Unsurprisingly, Ribas had nothing but praise for Barber and said she worked harder than ever to prepare for this fight because she knows Barber always has a great gas tank. Conditioning is often the difference between winning and losing when fighters are so evenly matched.
Ribas purposely pushed herself so that she’ll be able to push in the final, perhaps deciding seconds.
“Maycee Barber has a good hype around her, but she gets that hype because she’s a good fighter and she always comes to fight,” Ribas said. “She’s good in so many areas, but her conditioning is always [excellent]. I trained hard on my conditioning because I believe that is what could win or lose this fight.”
Ribas is a black belt in both Brazilian Jiu-Jitsu and judo — just like Nunes — and has settled in as a flyweight after jumping back and forth between flyweight and strawweight over the years.
She’s 2-2 in her last four, losing to Marina Rodriguez before defeating Virna Jandiroba at strawweight before going back to 125 pounds, where she lost to Katlyn Chookagian before defeating Viviane Araujo in March.
The division seems more wide open now since Alexa Grasso defeated longtime champion Valentina Shevchenko at UFC 285, breaking a stranglehold Shevchenko had on the belt.
Ribas took Nunes’ post-UFC 289 words seriously and is intent on becoming a world champion. These are the kind of fights that the greats like Nunes and Shevchenko routinely won: Difficult matches against difficult opponents. Ribas is excited to begin the journey toward title contention.

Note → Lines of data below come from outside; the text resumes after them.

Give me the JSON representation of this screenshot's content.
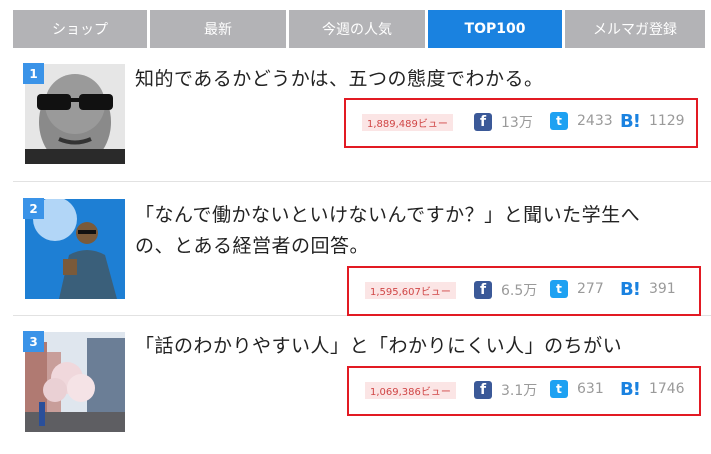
{
  "tabs": [
    {
      "label": "ショップ",
      "active": false
    },
    {
      "label": "最新",
      "active": false
    },
    {
      "label": "今週の人気",
      "active": false
    },
    {
      "label": "TOP100",
      "active": true
    },
    {
      "label": "メルマガ登録",
      "active": false
    }
  ],
  "colors": {
    "accent": "#1a82e0",
    "tab_bg": "#b3b3b6",
    "highlight_border": "#e21a23",
    "views_bg": "#fbe5e5",
    "views_text": "#d04646"
  },
  "articles": [
    {
      "rank": "1",
      "title_lines": [
        "知的であるかどうかは、五つの態度でわかる。"
      ],
      "views": "1,889,489ビュー",
      "facebook": "13万",
      "twitter": "2433",
      "hatena": "1129"
    },
    {
      "rank": "2",
      "title_lines": [
        "「なんで働かないといけないんですか？」と聞いた学生へ",
        "の、とある経営者の回答。"
      ],
      "views": "1,595,607ビュー",
      "facebook": "6.5万",
      "twitter": "277",
      "hatena": "391"
    },
    {
      "rank": "3",
      "title_lines": [
        "「話のわかりやすい人」と「わかりにくい人」のちがい"
      ],
      "views": "1,069,386ビュー",
      "facebook": "3.1万",
      "twitter": "631",
      "hatena": "1746"
    }
  ],
  "icons": {
    "facebook": "facebook-icon",
    "twitter": "twitter-icon",
    "hatena": "hatena-bookmark-icon"
  }
}
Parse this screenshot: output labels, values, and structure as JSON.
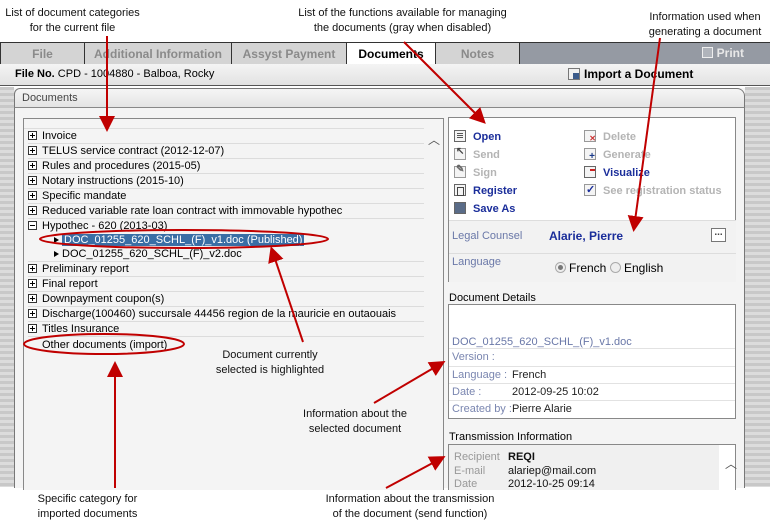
{
  "tabs": [
    {
      "label": "File",
      "active": false
    },
    {
      "label": "Additional Information",
      "active": false
    },
    {
      "label": "Assyst Payment",
      "active": false
    },
    {
      "label": "Documents",
      "active": true
    },
    {
      "label": "Notes",
      "active": false
    }
  ],
  "toolbar": {
    "print_label": "Print",
    "import_label": "Import a Document"
  },
  "file_header": {
    "prefix": "File No.",
    "value": "CPD - 1004880 - Balboa, Rocky"
  },
  "documents_panel": {
    "title": "Documents"
  },
  "tree": {
    "categories": [
      {
        "label": "Invoice",
        "expanded": false
      },
      {
        "label": "TELUS service contract (2012-12-07)",
        "expanded": false
      },
      {
        "label": "Rules and procedures (2015-05)",
        "expanded": false
      },
      {
        "label": "Notary instructions (2015-10)",
        "expanded": false
      },
      {
        "label": "Specific mandate",
        "expanded": false
      },
      {
        "label": "Reduced variable rate loan contract with immovable hypothec",
        "expanded": false
      },
      {
        "label": "Hypothec - 620 (2013-03)",
        "expanded": true,
        "children": [
          {
            "label": "DOC_01255_620_SCHL_(F)_v1.doc (Published)",
            "selected": true
          },
          {
            "label": "DOC_01255_620_SCHL_(F)_v2.doc",
            "selected": false
          }
        ]
      },
      {
        "label": "Preliminary report",
        "expanded": false
      },
      {
        "label": "Final report",
        "expanded": false
      },
      {
        "label": "Downpayment coupon(s)",
        "expanded": false
      },
      {
        "label": "Discharge(100460) succursale 44456 region de la mauricie en outaouais",
        "expanded": false
      },
      {
        "label": "Titles Insurance",
        "expanded": false
      }
    ],
    "other": "Other documents (import)"
  },
  "actions": {
    "left": [
      {
        "label": "Open",
        "enabled": true,
        "icon": "open-icon"
      },
      {
        "label": "Send",
        "enabled": false,
        "icon": "send-icon"
      },
      {
        "label": "Sign",
        "enabled": false,
        "icon": "sign-icon"
      },
      {
        "label": "Register",
        "enabled": true,
        "icon": "register-icon"
      },
      {
        "label": "Save As",
        "enabled": true,
        "icon": "save-icon"
      }
    ],
    "right": [
      {
        "label": "Delete",
        "enabled": false,
        "icon": "delete-icon"
      },
      {
        "label": "Generate",
        "enabled": false,
        "icon": "generate-icon"
      },
      {
        "label": "Visualize",
        "enabled": true,
        "icon": "visualize-icon"
      },
      {
        "label": "See registration status",
        "enabled": false,
        "icon": "check-icon"
      }
    ]
  },
  "generation": {
    "legal_counsel_label": "Legal Counsel",
    "legal_counsel_value": "Alarie, Pierre",
    "more_button": "...",
    "language_label": "Language",
    "language_options": [
      "French",
      "English"
    ],
    "language_selected": "French"
  },
  "document_details": {
    "title": "Document Details",
    "filename": "DOC_01255_620_SCHL_(F)_v1.doc",
    "rows": [
      {
        "key": "Version :",
        "value": ""
      },
      {
        "key": "Language :",
        "value": "French"
      },
      {
        "key": "Date :",
        "value": "2012-09-25 10:02"
      },
      {
        "key": "Created by :",
        "value": "Pierre Alarie"
      }
    ]
  },
  "transmission": {
    "title": "Transmission Information",
    "rows": [
      {
        "key": "Recipient",
        "value": "REQI"
      },
      {
        "key": "E-mail",
        "value": "alariep@mail.com"
      },
      {
        "key": "Date",
        "value": "2012-10-25 09:14"
      }
    ]
  },
  "annotations": {
    "categories": [
      "List of document categories",
      "for the current file"
    ],
    "functions": [
      "List of the functions available for managing",
      "the documents (gray when disabled)"
    ],
    "generation": [
      "Information used when",
      "generating a document"
    ],
    "selected": [
      "Document currently",
      "selected is highlighted"
    ],
    "doc_info": [
      "Information about the",
      "selected document"
    ],
    "import_cat": [
      "Specific category for",
      "imported documents"
    ],
    "transmission": [
      "Information about the transmission",
      "of the document (send function)"
    ]
  },
  "colors": {
    "accent_link": "#1a2d9a",
    "disabled": "#b4b4b4",
    "selection": "#3a6ea5",
    "annotation": "#c00000"
  }
}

“Alexa Grasso really showed what can be done, and that there’s not a lot of difference between the champion and a lot of the top contenders out there,” Ribas said. “[Shevchenko] is an amazing fighter and I respect what she has done and what she has done for the sport. But Alexa defeated her and showed all of us that it is possible. You need to believe and you need to put in the work, but what I realize is that we’re not as far away from [winning a title] as maybe it might have seemed before.”